Search code examples
pythoncompressiongziparchivewinrar

Huge Compression Difference in RAR archive and Gzip: Is there anything that I am missing?


I have a huge text file of about 500MB in size. I tried to archive it with Gzip both from a python program and the command line. But, in both cases the archived file's size is about 240MB, whereas while archiving with WinRAR in Windows, the archived file size is around 450KB. Is there something I am missing here? Why is there so much difference and what can I do to achieve the similar level of compression?

I have tagged this with Python also, as any python code regarding this will be very helpful.

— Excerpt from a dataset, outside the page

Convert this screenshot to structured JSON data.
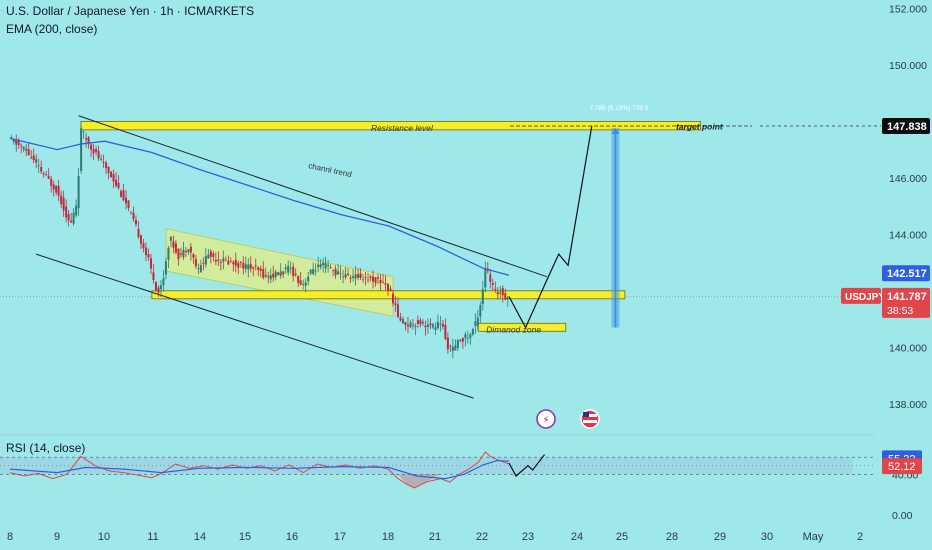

Here is first 3 lines of the file:

$ head 100.txt -n 3
31731610:22783120;
22783120:
45476057:39683372;5879272;54702019;58780534;30705698;60087296;98422023;55173626;5607459;843581;11846946;97676518;46819398;60044103;48496022;35228829;6594795;43867901;66416757;81235384;42557439;40435884;60586505;65993069;76377254;82877796;94397118;39141041;2725176;56097923;4290013;26546278;18501064;27470542;60289066;43986553;67745714;16358528;63833235;92738288;77291467;54053846;93392935;10376621;15432256;96550938;25648200;10411060;3053129;54530514;97316324;

Solution

  • It is possible that the file is highly redundant with a repeating pattern that is larger than 32K. gzip's deflate only looks 32K back for matches, whereas the others can capitalize on history much further back.

    Update:

    I just made a file that is a 64K block of random data, repeated 4096 times (256 MB). gzip (with 32K window) was blind to the redundancy and so unable to compress it. gzip expanded it to 256.04 MB. xz (LZMA with 8 MB window) compressed it to 102 KB.